Заметив меня, Владилена внезапно окрысилась и, показав пальцем, заорала:

– Ты бы вот с этой б… лучше разобралась! Только приперлась – и уже к твоему Никите лыжи навострила! Весь поселок видел, как твой бывший е… в бане с ней мылся!

– Совсем сдурела?! – вторила я Регине Васильевне.

– Сами вы сдурели!

Владилена приблизилась, и я мгновенно уловила крепкий запах алкоголя.

– Шли бы вы спать, Владилена Васильевна…

– Сама ты иди знаешь куда?!

И Владилена красноречиво объяснила направление.

– Нет, я ее сейчас убью! – раздался вдруг визг Регины Васильевны. Сбежав с крыльца, она схватила сестру за шкирку и энергично встряхнула. – Еще раз увижу, что ты, пьянь, крутишься вокруг Анатолия Борисовича…

– Да сгинь ты, сука!

Сообразив, что сестры поцапались из-за какого-то мужчины, я успокоилась и двинулась было к дому, но обернулась и увидела, что тетки с воплями покатились по земле, вырывая друг другу волосы и царапая физиономии.
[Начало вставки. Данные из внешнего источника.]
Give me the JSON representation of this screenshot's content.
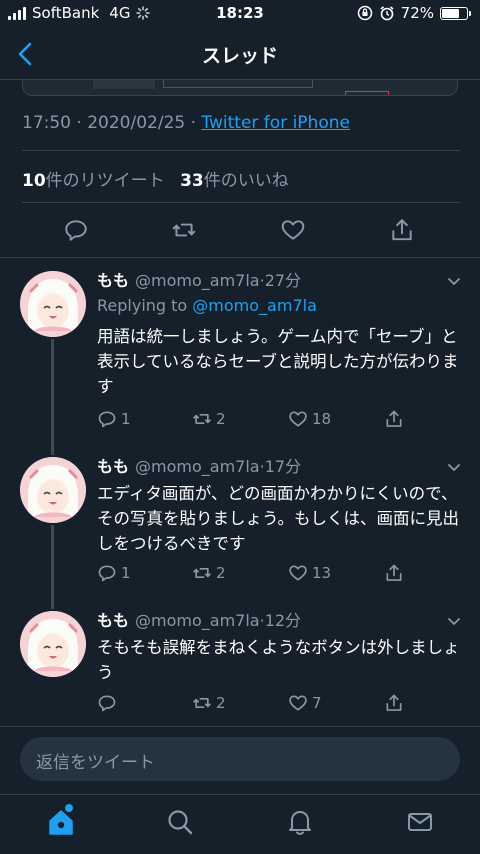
{
  "status_bar": {
    "carrier": "SoftBank",
    "network": "4G",
    "time": "18:23",
    "battery": "72%",
    "battery_level": 0.72
  },
  "nav": {
    "title": "スレッド",
    "back_icon": "chevron-left-icon"
  },
  "tweet": {
    "time": "17:50",
    "date": "2020/02/25",
    "separator": "·",
    "source": "Twitter for iPhone",
    "retweets": "10",
    "retweets_label": "件のリツイート",
    "likes": "33",
    "likes_label": "件のいいね"
  },
  "replies": [
    {
      "name": "もも",
      "handle": "@momo_am7la",
      "dot": "·",
      "time": "27分",
      "replying_prefix": "Replying to ",
      "replying_to": "@momo_am7la",
      "text": "用語は統一しましょう。ゲーム内で「セーブ」と表示しているならセーブと説明した方が伝わります",
      "reply_count": "1",
      "retweet_count": "2",
      "like_count": "18"
    },
    {
      "name": "もも",
      "handle": "@momo_am7la",
      "dot": "·",
      "time": "17分",
      "text": "エディタ画面が、どの画面かわかりにくいので、その写真を貼りましょう。もしくは、画面に見出しをつけるべきです",
      "reply_count": "1",
      "retweet_count": "2",
      "like_count": "13"
    },
    {
      "name": "もも",
      "handle": "@momo_am7la",
      "dot": "·",
      "time": "12分",
      "text": "そもそも誤解をまねくようなボタンは外しましょう",
      "reply_count": "",
      "retweet_count": "2",
      "like_count": "7"
    }
  ],
  "composer": {
    "placeholder": "返信をツイート"
  },
  "colors": {
    "background": "#15202b",
    "accent": "#1da1f2",
    "muted": "#8899a6",
    "border": "#38444d"
  }
}
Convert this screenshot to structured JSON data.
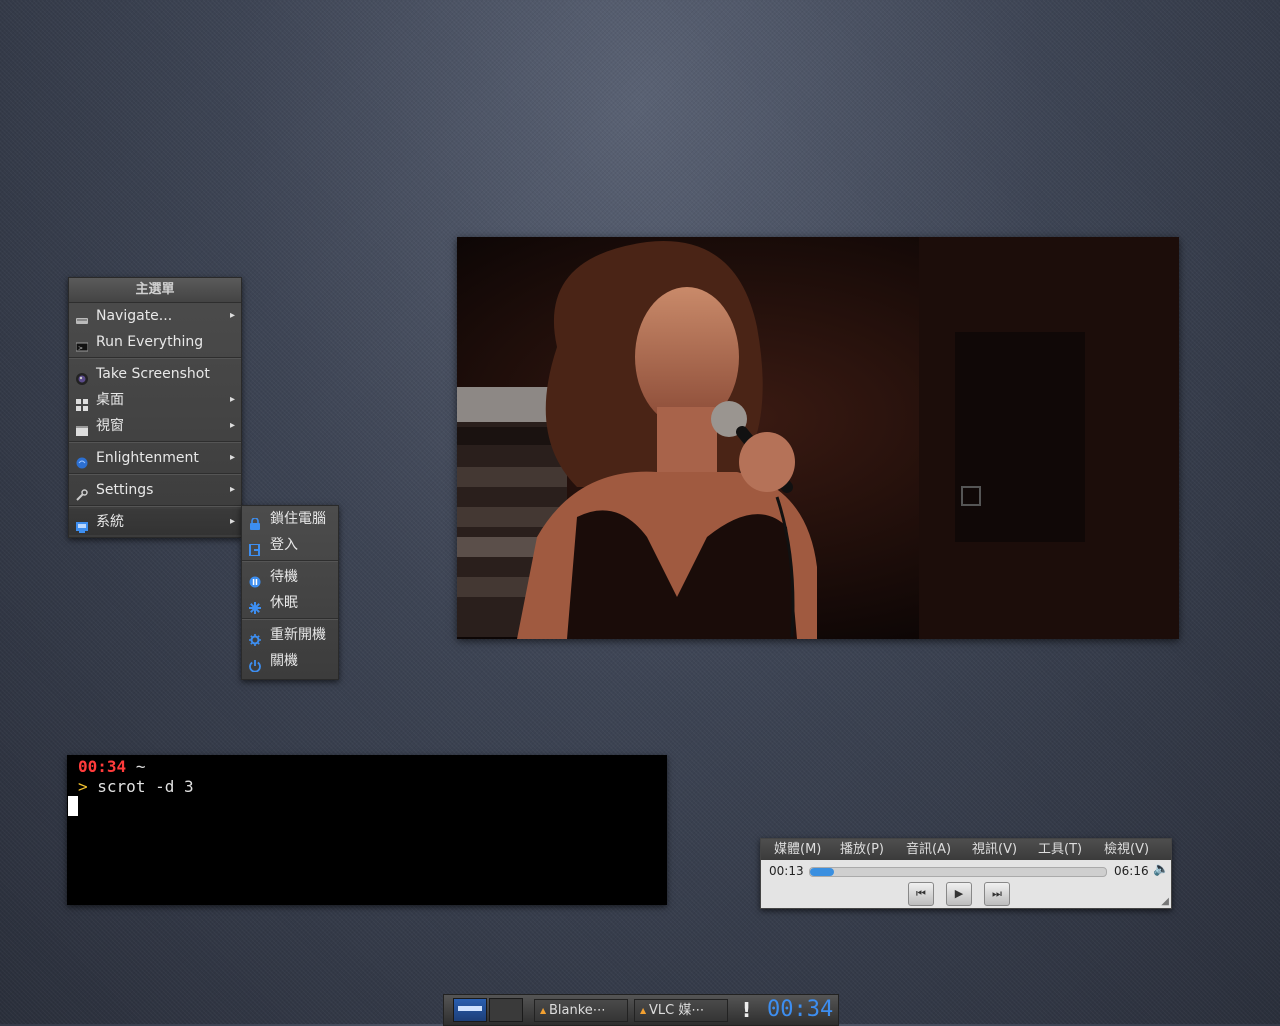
{
  "main_menu": {
    "title": "主選單",
    "items": [
      {
        "label": "Navigate...",
        "icon": "drive-icon",
        "submenu": true
      },
      {
        "label": "Run Everything",
        "icon": "terminal-icon",
        "submenu": false
      },
      {
        "label": "Take Screenshot",
        "icon": "camera-icon",
        "submenu": false
      },
      {
        "label": "桌面",
        "icon": "desktop-icon",
        "submenu": true
      },
      {
        "label": "視窗",
        "icon": "window-icon",
        "submenu": true
      },
      {
        "label": "Enlightenment",
        "icon": "enlightenment-icon",
        "submenu": true
      },
      {
        "label": "Settings",
        "icon": "wrench-icon",
        "submenu": true
      },
      {
        "label": "系統",
        "icon": "system-icon",
        "submenu": true
      }
    ]
  },
  "system_menu": {
    "items": [
      {
        "label": "鎖住電腦",
        "icon": "lock-icon"
      },
      {
        "label": "登入",
        "icon": "logout-icon"
      },
      {
        "label": "待機",
        "icon": "suspend-icon"
      },
      {
        "label": "休眠",
        "icon": "hibernate-icon"
      },
      {
        "label": "重新開機",
        "icon": "reboot-icon"
      },
      {
        "label": "關機",
        "icon": "power-icon"
      }
    ]
  },
  "terminal": {
    "time": "00:34",
    "cwd": "~",
    "prompt": ">",
    "command": "scrot -d 3"
  },
  "vlc": {
    "menus": [
      "媒體(M)",
      "播放(P)",
      "音訊(A)",
      "視訊(V)",
      "工具(T)",
      "檢視(V)"
    ],
    "elapsed": "00:13",
    "duration": "06:16",
    "progress": 0.035
  },
  "taskbar": {
    "tasks": [
      "Blanke⋯",
      "VLC 媒⋯"
    ],
    "clock": "00:34"
  },
  "colors": {
    "accent": "#3d8ef0",
    "terminal_time": "#ff3b3b",
    "terminal_prompt": "#f2c230"
  }
}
Эх, знал бы неизвестный мне Анатолий Борисович, каким успехом пользуется!

– Ох, надоели, дуры чертовы! – проворчала вполголоса Алена, появившись на крыльце с ведром воды, и привычным, чувствуется, отработанным жестом окатила разъяренных хозяек.
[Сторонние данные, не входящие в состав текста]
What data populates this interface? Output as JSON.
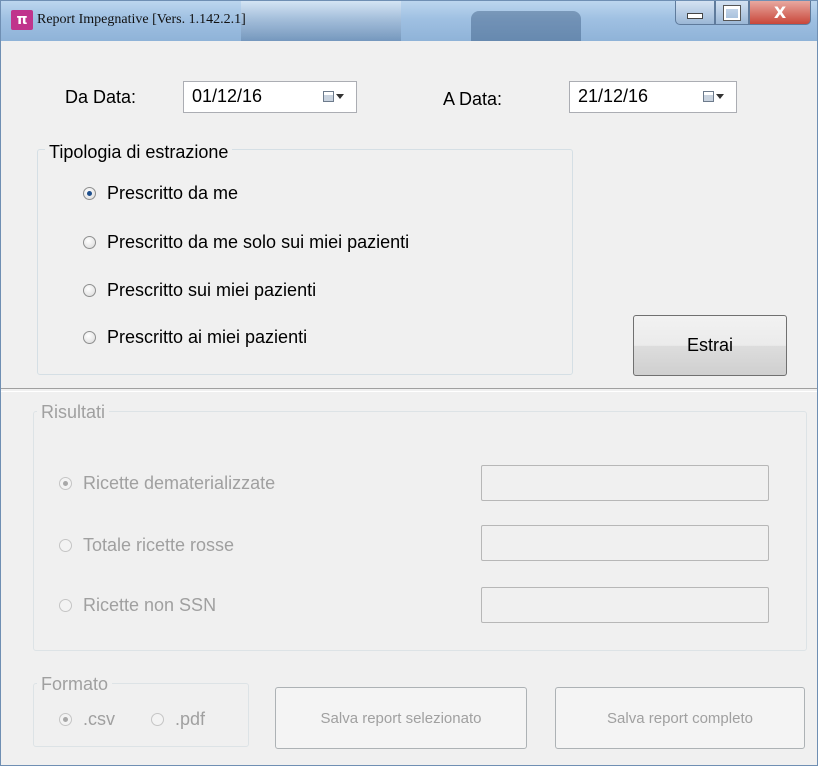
{
  "window": {
    "title": "Report Impegnative [Vers. 1.142.2.1]",
    "app_icon": "pi-icon",
    "app_icon_glyph": "π",
    "close_glyph": "X"
  },
  "dates": {
    "from_label": "Da Data:",
    "from_value": "01/12/16",
    "to_label": "A Data:",
    "to_value": "21/12/16"
  },
  "extraction": {
    "title": "Tipologia di estrazione",
    "options": [
      {
        "label": "Prescritto da me",
        "checked": true
      },
      {
        "label": "Prescritto da me solo sui miei pazienti",
        "checked": false
      },
      {
        "label": "Prescritto sui miei pazienti",
        "checked": false
      },
      {
        "label": "Prescritto ai miei pazienti",
        "checked": false
      }
    ],
    "extract_button": "Estrai"
  },
  "results": {
    "title": "Risultati",
    "options": [
      {
        "label": "Ricette dematerializzate",
        "checked": true,
        "value": ""
      },
      {
        "label": "Totale ricette rosse",
        "checked": false,
        "value": ""
      },
      {
        "label": "Ricette non SSN",
        "checked": false,
        "value": ""
      }
    ]
  },
  "format": {
    "title": "Formato",
    "options": [
      {
        "label": ".csv",
        "checked": true
      },
      {
        "label": ".pdf",
        "checked": false
      }
    ]
  },
  "actions": {
    "save_selected": "Salva report selezionato",
    "save_full": "Salva report completo"
  },
  "colors": {
    "accent_radio": "#1e4f8c",
    "titlebar": "#9fc0e2",
    "close_button": "#c9473a",
    "disabled_text": "#a0a0a0"
  }
}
– Моя блузка! – Владилена разом прекратила военные действия. – Ты, дура кухонная! Это же "Версаче"!

Холодный душ ее не только успокоил, но и протрезвил.

– Ладно, идем в дом, а то замерзнешь, – проявила заботу Регина Васильевна.

Сестры, обнявшись, направились наверх. Регина Васильевна настаивала, чтобы Владилена обязательно приняла ванну с горчицей, иначе "можно схлопотать воспаление".

– И часто они так? – спросила я у Алены, глядя, как парочка взбирается по лестнице: всхлипывающая Владилена и суетящаяся вокруг нее Регина Васильевна.

– От мужиков зависит, – вздохнула кухарка. – Когда есть какой-нибудь на примете, так почти каждый день, а когда нет никого, так и не дерутся почти.

– А сейчас, стал о быть, есть? – внесла я логическое умозаключение.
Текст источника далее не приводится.